Maximizing Hiring Efficiency: The Advantages of Team Interviews
Michael Clegg | 04/27/2023
Job interviews are a crucial step in the hiring process, allowing companies to assess candidates’ skills and determine whether they are a good fit for the organization. Traditionally, job interviews have been conducted as one-on-one conversations between candidates and key decision-makers. However, in today’s collaborative work environments, a team interviewing process may be a more effective approach.
Team interviews provide decision-makers with the opportunity to observe candidates in a group setting and assess their ability to work well with others. This article explores the benefits of team interviews and why companies should consider incorporating them into their hiring processes. By doing so, they can expedite the recruitment process, gain deeper insight into candidates’ interpersonal skills, and avoid making costly hiring mistakes.
Typically, companies conduct job interviews through one-on-one conversations between pre-screened candidates and key decision makers to gain more details about the candidate’s skills and assess if they are a good fit for the role and company culture. However, this method may not be efficient for companies operating through a collaborative team approach. Instead, a team interviewing process may be a better approach to ensure a good hire.
Nancy Halverson, vice president of global operations for MRINetwork, explains that team interviews provide an opportunity for companies to conduct routine business exercises, such as brainstorming or planning sessions, where candidates are asked to contribute to the group’s discussion. The team interview operates under the premise that top candidates typically excel during one-on-one interviews because they know all the right things to say. But when put in a group setting, only individuals who can work well in a team will excel, providing the company an opportunity to assess the candidate’s collaboration skills.

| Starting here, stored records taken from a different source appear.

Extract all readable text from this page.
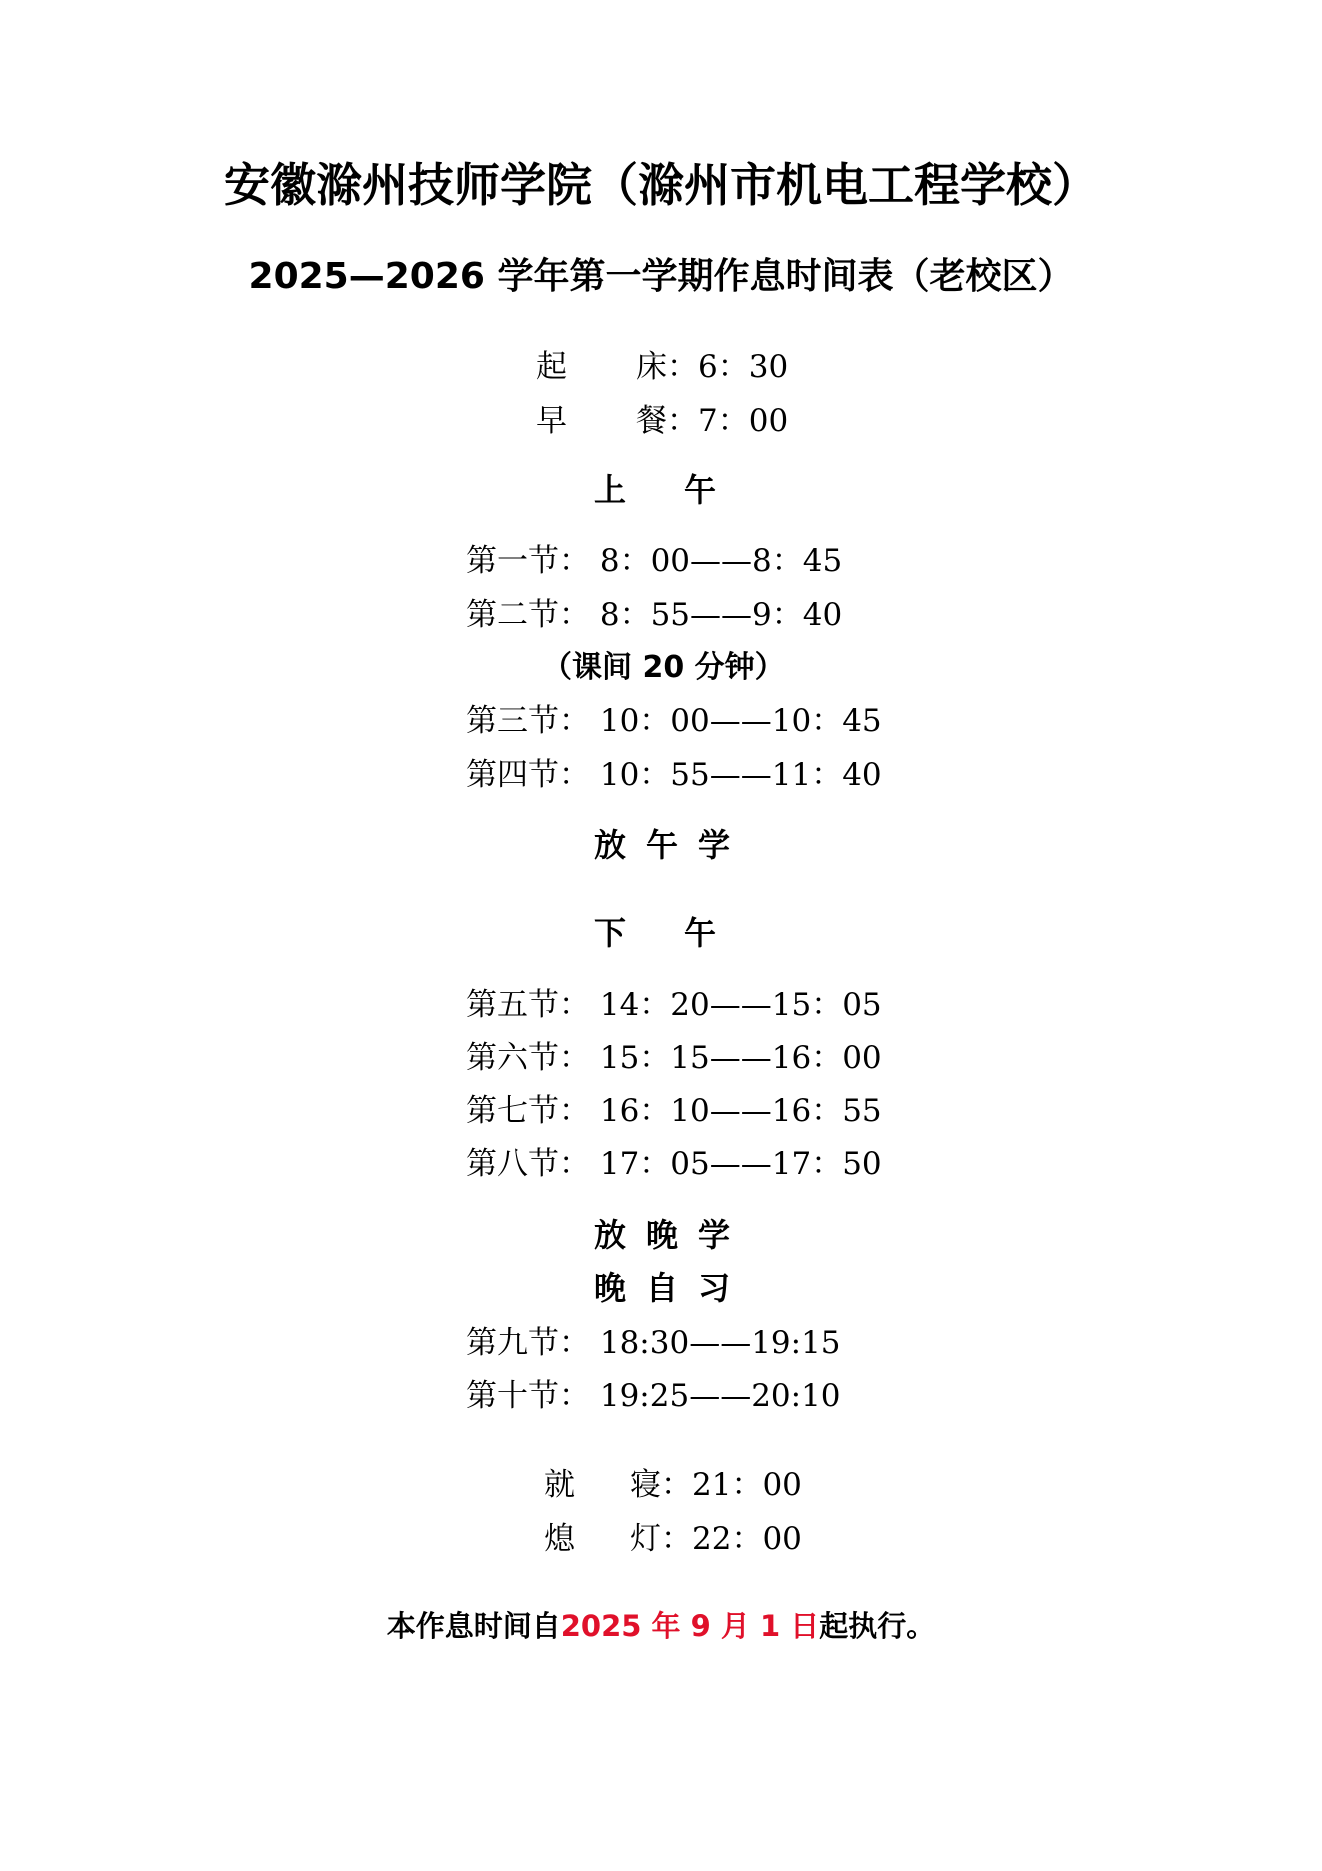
安徽滁州技师学院（滁州市机电工程学校）
2025—2026 学年第一学期作息时间表（老校区）
起 床：6：30
早 餐：7：00
上 午
第一节： 8：00——8：45
第二节： 8：55——9：40
（课间 20 分钟）
第三节： 10：00——10：45
第四节： 10：55——11：40
放 午 学
下 午
第五节： 14：20——15：05
第六节： 15：15——16：00
第七节： 16：10——16：55
第八节： 17：05——17：50
放 晚 学
晚 自 习
第九节： 18:30——19:15
第十节： 19:25——20:10
就 寝：21：00
熄 灯：22：00
本作息时间自2025 年 9 月 1 日起执行。
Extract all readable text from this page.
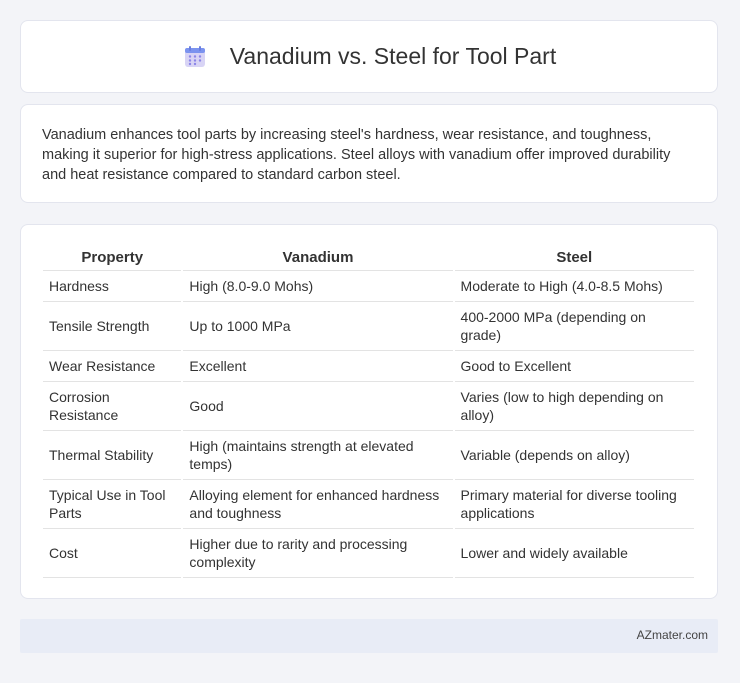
Vanadium vs. Steel for Tool Part

Vanadium enhances tool parts by increasing steel's hardness, wear resistance, and toughness, making it superior for high-stress applications. Steel alloys with vanadium offer improved durability and heat resistance compared to standard carbon steel.

Property	Vanadium	Steel
Hardness	High (8.0-9.0 Mohs)	Moderate to High (4.0-8.5 Mohs)
Tensile Strength	Up to 1000 MPa	400-2000 MPa (depending on grade)
Wear Resistance	Excellent	Good to Excellent
Corrosion Resistance	Good	Varies (low to high depending on alloy)
Thermal Stability	High (maintains strength at elevated temps)	Variable (depends on alloy)
Typical Use in Tool Parts	Alloying element for enhanced hardness and toughness	Primary material for diverse tooling applications
Cost	Higher due to rarity and processing complexity	Lower and widely available
AZmater.com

Unlike panel interviews, team interviews do not focus on rapid-fire questions from multiple stakeholders that can create a stressful situation for candidates. Instead, team interviews let decision makers subtly observe candidates in a seemingly more casual environment.
Halverson advises employers to consider bringing in the team to evaluate candidates as it helps employers quickly weed out candidates who are not a good fit. This scenario provides more objectivity during the interviewing process, and the sharing, cooperative aspect of team interviews caters to the work environment that many Millennials seek. Additionally, team interviews can help companies avoid wasting time and money on a bad hire.
As the labor market becomes increasingly candidate-driven, companies have to look for every way possible to shorten their hiring processes and keep their top picks from accepting other job offers. Team interviews expedite the recruitment process by replacing several individual meetings with key decision makers and condensing them into one group meeting.
Overall, a team interview is a great way to gain deeper insight about candidates’ collaborative and interpersonal skills while also giving them a glimpse of the company’s culture and approach to work. Job interviews should be a two-way exchange. If played well, this experience could be the thing that makes “A players” want the job opportunity as much as your organization wants them.